Les lèvres d’Elïo se pincent et ses mains se recroquevillent l’une dans l’autre
- Je t’écoute papi.
- Alors… Pour renforcer la pousse des tomates, nous allons retirer les premières feuilles du bas et enterrer une bonne partie de la tige. Vois-tu tous les petits poils blancs au niveau de la base ? Sous la terre ils se transformeront en une multitude de racines.
Elïo examine le plant tenu dans sa main.
- Dernière chose. Malgré toutes ces futures racines, la tige des tomates reste fragile alors il est nécessaire de soutenir leur croissance par une tuteur que nous allons coupler à chaque plantation.
- Tu en sais des choses papi.
- C’est grâce à mon vieil âge que je sais tout ça, et malgré mes années d'expérience il y a beaucoup de choses que j’ignore. Chaque jour est un puits infini de découvertes pour qui cherche à s’éveiller.
Elïo fixe Christian de ses grands yeux, attentif aux paroles de son grand-père.
- Le peu que je sais, je te l’offre, tout comme mes parents et mes ancêtres avant moi. Il n’y a rien de plus noble que d'enseigner son savoir à son prochain, même la plus infime des connaissances te fera grandir alors sois prêt à apprendre de tout un chacun. Aujourd’hui c’est toi qui hérite de ces quelques connaissances. Retiens-les bien.
Elïo continue d’écouter. Il intègre à jamais ce discours de son grand-père adoré.
- Tu es le meilleur papi !
Christian rit avant de lui répondre avec entrain
- Allez, maintenant c’est parti mon grand !
Grand-père et petit-fils s’affairent pour donner corps entre sol et chlorophylle. L’opération se termine au bout d’une quinzaine de minutes. Alors que Christian fait quelques pas de recul pour jauger leur travail, Elïo, lui, appose sa main quelques secondes à la base de chaque pied de tomates. Paume contre terre, il scrute les végétaux.
- Tu bénis les tomates ?
Le garçon ne répond pas. Christian l’examine avec tendresse. Un impact humide sur son crâne le tire de contemplation affective. Le nez en l’air, il constate quelques gouttes de pluie s'invitant au cadre printanier de ce milieu d’après-midi.

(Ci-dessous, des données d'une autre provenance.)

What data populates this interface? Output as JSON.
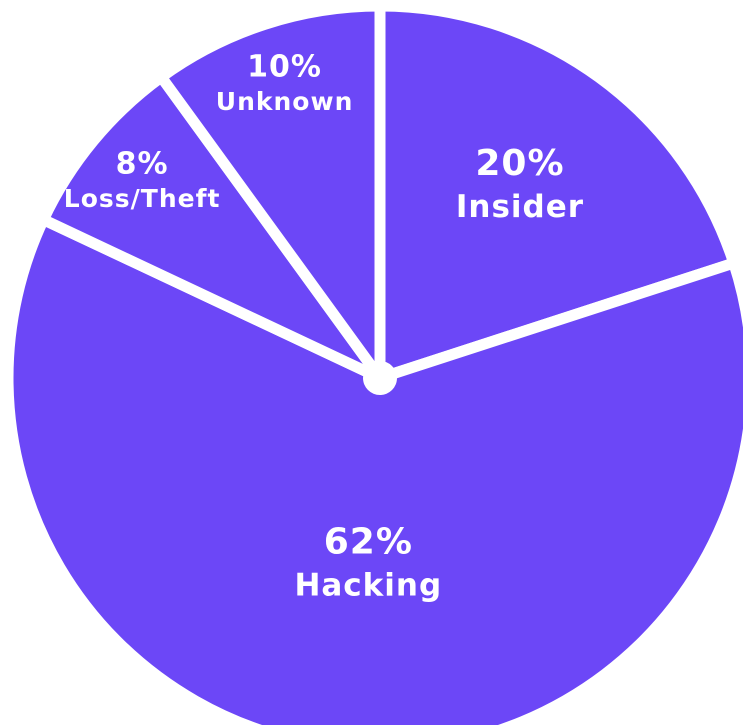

- Dépêche-toi Elïo, rentrons à la maison ou nous finirons trempés, dit Christian en lui tendant un bras.
Le sourire aux lèvres, Elïo se redresse puis se dirige vers son grand-père pour lui attraper la main. À l’instant-même où leurs doigts s’effleurent, un courant fugace traverse Christian. Il ne s’agit pas d’électricité statique. C’est différent. Aussi imperceptible qu’indolore et aussi transfixiant que déroutant.
Le grand-père, qui s’était élancé vers la maison, se tourne vers lui. Elïo le regarde de ses grands yeux. Ils oscillent à plusieurs reprises de bas en haut, puis de haut en bas quand tout à coup Elïo se jette brusquement contre la cuisse de Christian et l’enlace avec fermeté.
- Et bien, et bien, Elïo, que t’arrive-t-il ?
La tête de son petit-fils reste scotchée à sa jambe plusieurs secondes avant qu’Elïo relève le menton pour lui répondre d’une petite voix.
- Je t’aime papi.
C’est soudain et aussi désarçonnant qu’adorable, alors Christian se penche à sa hauteur pour lui répondre d’un rire éclatant.
- Je t’aime aussi mon petit Elïo. Rentrons vite, je suis sûr que ta maman nous a réservé un succulent goûter !!